DEV Community

Ken Deng
Ken Deng

Posted on

Building the Master Timeline: Automating Chronology Creation from Disparate Documents

You've got 1,000 pages of discovery, witness statements that contradict each other, and a motion deadline in 48 hours. Flipping through PDFs to answer "what happened when?" is a luxury you don't have. Here's how to automate chronology creation so you spend time on strategy, not sorting.

The Core Principle: Structured Aggregation Before Automation

The mistake most solo practitioners make is jumping straight to timeline generation. The real power comes from structured aggregation—feeding your AI tool clean, tagged data rather than raw PDFs. When you analyze witness statements first (tagging key assertions, quotes, and inconsistencies by witness name), your AI can build a chronology that surfaces contradictions instead of burying them.

Think of it as building a database of facts, not a document dump.
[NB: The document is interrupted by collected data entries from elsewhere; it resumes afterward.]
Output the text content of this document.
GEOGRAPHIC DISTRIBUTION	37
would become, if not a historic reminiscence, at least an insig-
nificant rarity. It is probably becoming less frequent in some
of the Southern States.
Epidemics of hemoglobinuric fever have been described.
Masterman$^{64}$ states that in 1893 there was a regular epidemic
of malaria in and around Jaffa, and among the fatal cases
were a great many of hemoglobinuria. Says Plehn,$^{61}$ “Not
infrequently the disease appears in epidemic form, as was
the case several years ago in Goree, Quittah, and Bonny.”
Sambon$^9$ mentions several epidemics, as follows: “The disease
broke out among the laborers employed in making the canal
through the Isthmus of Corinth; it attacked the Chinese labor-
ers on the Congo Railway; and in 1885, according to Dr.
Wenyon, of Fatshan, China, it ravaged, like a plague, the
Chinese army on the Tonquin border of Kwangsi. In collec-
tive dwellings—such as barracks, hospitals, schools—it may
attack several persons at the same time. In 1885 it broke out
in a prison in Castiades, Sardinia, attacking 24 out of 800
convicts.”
Your AI becomes a pattern-matching engine, not a glorified search bar.

The Tool That Changes Everything

Use a chronology-specific AI agent (like Casechron or a custom GPT configured for legal timelines) that ingests your pre-tagged outputs. Its purpose: to read every witness statement, police report, and evidence log you've already analyzed, then output a single, hyperlinked timeline sorted by date and time.

Mini-Scenario in Action

You've tagged Witness A's statement saying "defendant arrived at 9:00 PM" and Witness B's statement saying "defendant arrived at 8:30 PM." Your AI agent flags this 30-minute discrepancy, links each entry to its source document and page, and surfaces it as a credibility issue for cross-examination—all before you've finished your coffee.
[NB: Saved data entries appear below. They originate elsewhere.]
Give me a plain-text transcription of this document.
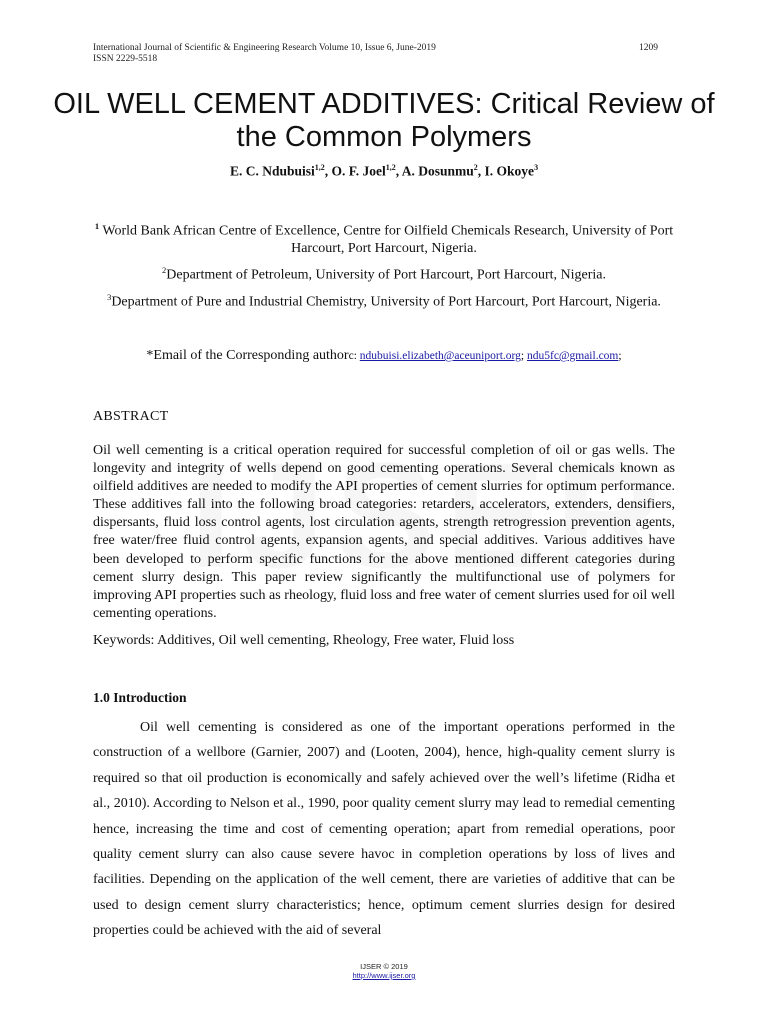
International Journal of Scientific & Engineering Research Volume 10, Issue 6, June-2019	1209
ISSN 2229-5518
OIL WELL CEMENT ADDITIVES: Critical Review of the Common Polymers
E. C. Ndubuisi$^{1,2}$, O. F. Joel$^{1,2}$, A. Dosunmu$^2$, I. Okoye$^3$
$^1$ World Bank African Centre of Excellence, Centre for Oilfield Chemicals Research, University of Port Harcourt, Port Harcourt, Nigeria.
$^2$Department of Petroleum, University of Port Harcourt, Port Harcourt, Nigeria.
$^3$Department of Pure and Industrial Chemistry, University of Port Harcourt, Port Harcourt, Nigeria.
*Email of the Corresponding authorc: ndubuisi.elizabeth@aceuniport.org; ndu5fc@gmail.com;
ABSTRACT

Oil well cementing is a critical operation required for successful completion of oil or gas wells. The longevity and integrity of wells depend on good cementing operations. Several chemicals known as oilfield additives are needed to modify the API properties of cement slurries for optimum performance. These additives fall into the following broad categories: retarders, accelerators, extenders, densifiers, dispersants, fluid loss control agents, lost circulation agents, strength retrogression prevention agents, free water/free fluid control agents, expansion agents, and special additives. Various additives have been developed to perform specific functions for the above mentioned different categories during cement slurry design. This paper review significantly the multifunctional use of polymers for improving API properties such as rheology, fluid loss and free water of cement slurries used for oil well cementing operations.

Keywords: Additives, Oil well cementing, Rheology, Free water, Fluid loss
1.0 Introduction

Oil well cementing is considered as one of the important operations performed in the construction of a wellbore (Garnier, 2007) and (Looten, 2004), hence, high-quality cement slurry is required so that oil production is economically and safely achieved over the well’s lifetime (Ridha et al., 2010). According to Nelson et al., 1990, poor quality cement slurry may lead to remedial cementing hence, increasing the time and cost of cementing operation; apart from remedial operations, poor quality cement slurry can also cause severe havoc in completion operations by loss of lives and facilities. Depending on the application of the well cement, there are varieties of additive that can be used to design cement slurry characteristics; hence, optimum cement slurries design for desired properties could be achieved with the aid of several

IJSER © 2019
http://www.ijser.org
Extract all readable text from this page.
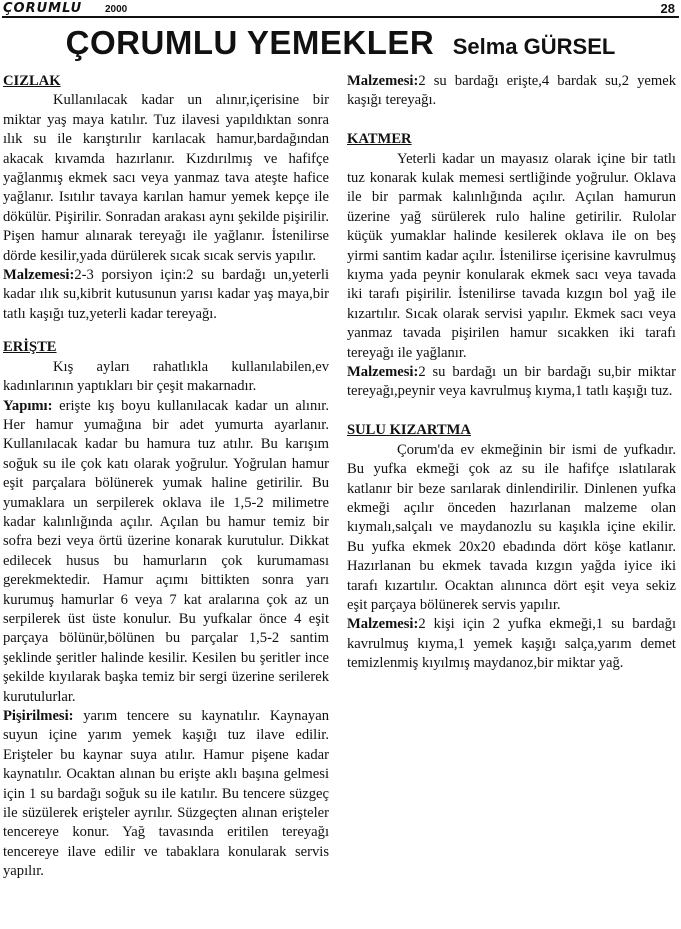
ÇORUMLU 2000	28
ÇORUMLU YEMEKLER Selma GÜRSEL

CIZLAK

Kullanılacak kadar un alınır,içerisine bir miktar yaş maya katılır. Tuz ilavesi yapıldıktan sonra ılık su ile karıştırılır karılacak hamur,bardağından akacak kıvamda hazırlanır. Kızdırılmış ve hafifçe yağlanmış ekmek sacı veya yanmaz tava ateşte hafice yağlanır. Isıtılır tavaya karılan hamur yemek kepçe ile dökülür. Pişirilir. Sonradan arakası aynı şekilde pişirilir. Pişen hamur alınarak tereyağı ile yağlanır. İstenilirse dörde kesilir,yada dürülerek sıcak sıcak servis yapılır.

Malzemesi:2-3 porsiyon için:2 su bardağı un,yeterli kadar ılık su,kibrit kutusunun yarısı kadar yaş maya,bir tatlı kaşığı tuz,yeterli kadar tereyağı.

ERİŞTE

Kış ayları rahatlıkla kullanılabilen,ev kadınlarının yaptıkları bir çeşit makarnadır.

Yapımı: erişte kış boyu kullanılacak kadar un alınır. Her hamur yumağına bir adet yumurta ayarlanır. Kullanılacak kadar bu hamura tuz atılır. Bu karışım soğuk su ile çok katı olarak yoğrulur. Yoğrulan hamur eşit parçalara bölünerek yumak haline getirilir. Bu yumaklara un serpilerek oklava ile 1,5-2 milimetre kadar kalınlığında açılır. Açılan bu hamur temiz bir sofra bezi veya örtü üzerine konarak kurutulur. Dikkat edilecek husus bu hamurların çok kurumaması gerekmektedir. Hamur açımı bittikten sonra yarı kurumuş hamurlar 6 veya 7 kat aralarına çok az un serpilerek üst üste konulur. Bu yufkalar önce 4 eşit parçaya bölünür,bölünen bu parçalar 1,5-2 santim şeklinde şeritler halinde kesilir. Kesilen bu şeritler ince şekilde kıyılarak başka temiz bir sergi üzerine serilerek kurutulurlar.

Pişirilmesi: yarım tencere su kaynatılır. Kaynayan suyun içine yarım yemek kaşığı tuz ilave edilir. Erişteler bu kaynar suya atılır. Hamur pişene kadar kaynatılır. Ocaktan alınan bu erişte aklı başına gelmesi için 1 su bardağı soğuk su ile katılır. Bu tencere süzgeç ile süzülerek erişteler ayrılır. Süzgeçten alınan erişteler tencereye konur. Yağ tavasında eritilen tereyağı tencereye ilave edilir ve tabaklara konularak servis yapılır.

Malzemesi:2 su bardağı erişte,4 bardak su,2 yemek kaşığı tereyağı.

KATMER

Yeterli kadar un mayasız olarak içine bir tatlı tuz konarak kulak memesi sertliğinde yoğrulur. Oklava ile bir parmak kalınlığında açılır. Açılan hamurun üzerine yağ sürülerek rulo haline getirilir. Rulolar küçük yumaklar halinde kesilerek oklava ile on beş yirmi santim kadar açılır. İstenilirse içerisine kavrulmuş kıyma yada peynir konularak ekmek sacı veya tavada iki tarafı pişirilir. İstenilirse tavada kızgın bol yağ ile kızartılır. Sıcak olarak servisi yapılır. Ekmek sacı veya yanmaz tavada pişirilen hamur sıcakken iki tarafı tereyağı ile yağlanır.

Malzemesi:2 su bardağı un bir bardağı su,bir miktar tereyağı,peynir veya kavrulmuş kıyma,1 tatlı kaşığı tuz.

SULU KIZARTMA

Çorum'da ev ekmeğinin bir ismi de yufkadır. Bu yufka ekmeği çok az su ile hafifçe ıslatılarak katlanır bir beze sarılarak dinlendirilir. Dinlenen yufka ekmeği açılır önceden hazırlanan malzeme olan kıymalı,salçalı ve maydanozlu su kaşıkla içine ekilir. Bu yufka ekmek 20x20 ebadında dört köşe katlanır. Hazırlanan bu ekmek tavada kızgın yağda iyice iki tarafı kızartılır. Ocaktan alınınca dört eşit veya sekiz eşit parçaya bölünerek servis yapılır.

Malzemesi:2 kişi için 2 yufka ekmeği,1 su bardağı kavrulmuş kıyma,1 yemek kaşığı salça,yarım demet temizlenmiş kıyılmış maydanoz,bir miktar yağ.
Implementation in Three High-Level Steps

Step 1: Aggregate and Tag Your AI-Processed Outputs
Gather all your processed police reports, witness statements, and evidence logs. Ensure each piece is tagged with witness name, key assertions, and identified inconsistencies. This is your raw material—don't skip it.

Step 2: Define Scope and Deploy the Chronology Agent
Decide what your timeline covers (e.g., "the 72 hours before the arrest") and which legal issues matter (suppression, Brady material, witness credibility). Then craft and run a detailed AI prompt using your template to generate the draft chronology.
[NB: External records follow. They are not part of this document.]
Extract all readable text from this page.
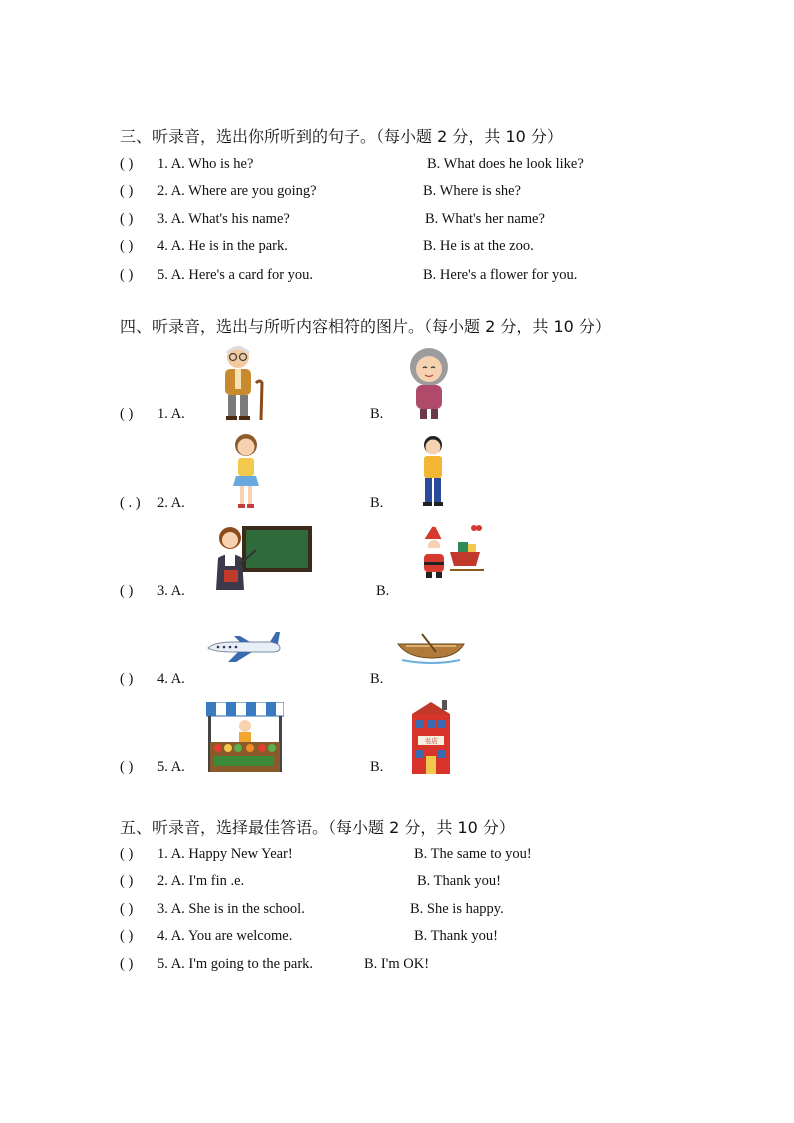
三、听录音，选出你所听到的句子。（每小题 2 分，共 10 分）
( ) 1. A. Who is he?	B. What does he look like?
( ) 2. A. Where are you going?	B. Where is she?
( ) 3. A. What's his name?	B. What's her name?
( ) 4. A. He is in the park.	B. He is at the zoo.
( ) 5. A. Here's a card for you.	B. Here's a flower for you.
四、听录音，选出与所听内容相符的图片。（每小题 2 分，共 10 分）
( ) 1. A.	B.
( . ) 2. A.	B.
( ) 3. A.	B.
( ) 4. A.	B.
( ) 5. A.	B.
书店
五、听录音，选择最佳答语。（每小题 2 分，共 10 分）
( ) 1. A. Happy New Year!	B. The same to you!
( ) 2. A. I'm fin .e.	B. Thank you!
( ) 3. A. She is in the school.	B. She is happy.
( ) 4. A. You are welcome.	B. Thank you!
( ) 5. A. I'm going to the park.	B. I'm OK!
Step 3: Human Review, Hyperlink, and Maintain
Review the draft for gaps and biases. Hyperlink every entry to its source document and page. Then establish a process to update the timeline automatically with each new discovery disclosure—save a new version each time, noting the date and what was integrated.

Key Takeaways

  • Automate the aggregation, not the analysis. Your brain is for strategy; the AI is for sorting.
  • Hyperlink every timeline entry to its source—this turns your chronology into a living, citable document.
  • Version control is non-negotiable. Save each major update with a date stamp and a note on what discovery was added.
  • The real value isn't speed—it's surfacing inconsistencies and Brady material that you'd miss flipping through PDFs.

Stop building timelines by hand. Build a system that builds them for you.